Finra is investigating how Morgan Stanley screens its wealth management clients, with a particular focus on anti-money-laundering (AML) compliance practices, according to a report in The Wall Street Journal.
The probe zeroes in on the firm’s client onboarding and monitoring protocols, especially for individuals with political exposure, including foreign officials, their families, and close associates.
The investigation reportedly centers on clients onboarded between October 2021 and September 2024 and spans both the wealth management division and the firm’s trading desk. Finra is said to be evaluating Morgan Stanley’s internal risk ranking methodologies and related AML oversight procedures.
While Morgan Stanley has not commented publicly on the inquiry, Finra reiterated its standard policy of not confirming or denying investigations.
This is not the first time Morgan Stanley’s AML controls have come under scrutiny. Past reviews include a Federal Reserve probe into how the firm screened international clients with significant assets and a prior Finra enforcement action that resulted in fines tied to deficiencies in the firm's AML systems.
In response to regulatory pressure, Morgan Stanley has reportedly taken a series of risk-mitigation steps. These include closing high-risk accounts and reducing its exposure in certain geographies, such as Latin America. The firm told the Journal that it has made substantial investments in its AML compliance infrastructure and emphasized that regulatory inquiries of this nature are common among large financial institutions.
AML compliance remains a foundational requirement for financial firms governed by the Bank Secrecy Act. The law mandates stringent vetting of clients, ongoing surveillance for suspicious activity, and the filing of relevant reports with regulators. Firms are expected to maintain robust internal controls to prevent money laundering and guard against the infiltration of illicit funds from criminal enterprises, terrorist organizations, and hostile foreign entities.

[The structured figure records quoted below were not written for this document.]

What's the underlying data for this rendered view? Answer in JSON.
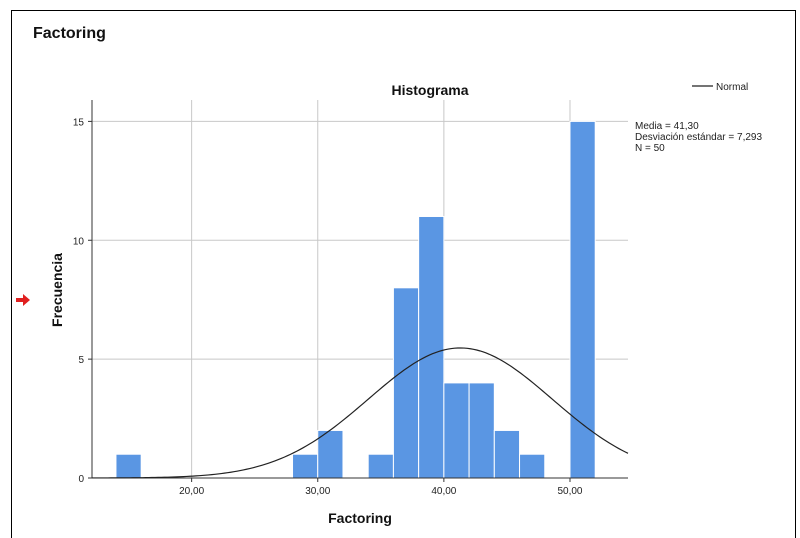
{
  "page": {
    "heading": "Factoring"
  },
  "chart_data": {
    "type": "bar",
    "title": "Histograma",
    "xlabel": "Factoring",
    "ylabel": "Frecuencia",
    "xlim": [
      12.1,
      54.6
    ],
    "ylim": [
      0,
      15.9
    ],
    "xticks": [
      20,
      30,
      40,
      50
    ],
    "xtick_labels": [
      "20,00",
      "30,00",
      "40,00",
      "50,00"
    ],
    "yticks": [
      0,
      5,
      10,
      15
    ],
    "ytick_labels": [
      "0",
      "5",
      "10",
      "15"
    ],
    "grid": true,
    "bar_color": "#5a96e3",
    "bins": [
      {
        "from": 14,
        "to": 16,
        "count": 1
      },
      {
        "from": 28,
        "to": 30,
        "count": 1
      },
      {
        "from": 30,
        "to": 32,
        "count": 2
      },
      {
        "from": 34,
        "to": 36,
        "count": 1
      },
      {
        "from": 36,
        "to": 38,
        "count": 8
      },
      {
        "from": 38,
        "to": 40,
        "count": 11
      },
      {
        "from": 40,
        "to": 42,
        "count": 4
      },
      {
        "from": 42,
        "to": 44,
        "count": 4
      },
      {
        "from": 44,
        "to": 46,
        "count": 2
      },
      {
        "from": 46,
        "to": 48,
        "count": 1
      },
      {
        "from": 50,
        "to": 52,
        "count": 15
      }
    ],
    "normal_curve": {
      "mean": 41.3,
      "sd": 7.293,
      "n": 50,
      "bin_width": 2,
      "color": "#222222"
    },
    "legend": {
      "entry": "Normal",
      "position": "top-right"
    },
    "stats": [
      "Media = 41,30",
      "Desviación estándar = 7,293",
      "N = 50"
    ]
  }
}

For wealth managers and RIAs, this regulatory environment has taken on new relevance. Although AML obligations have historically applied to broker-dealers and banks, the Treasury Department recently proposed extending similar requirements to registered investment advisors. However, the department has since paused implementation of the rule to assess whether it appropriately reflects the varied structures and risk profiles across the RIA space.
According to the Treasury, the proposed AML rule for advisors is intended to close gaps in the financial system that may be exploited by bad actors through less-regulated channels. At the same time, officials acknowledged the need to strike a balance—ensuring the final rule is both effective and proportionate to the operational realities of advisory firms.
For now, wealth advisors not affiliated with broker-dealers have a temporary reprieve from formal AML mandates, but the broader direction of policy is clear: regulators are increasingly focused on the role all financial intermediaries play in preventing illicit finance. As the Morgan Stanley probe demonstrates, robust due diligence and client vetting protocols are not just compliance checkboxes—they are essential components of institutional risk management in today’s regulatory climate.
Advisory firms would be wise to review and strengthen their own onboarding and monitoring processes, even in the absence of finalized rules. Inquiries like the one facing Morgan Stanley highlight the reputational and regulatory risks tied to lapses in client screening. A proactive approach to AML oversight could help RIAs stay ahead of future rulemaking and maintain credibility with both clients and regulators.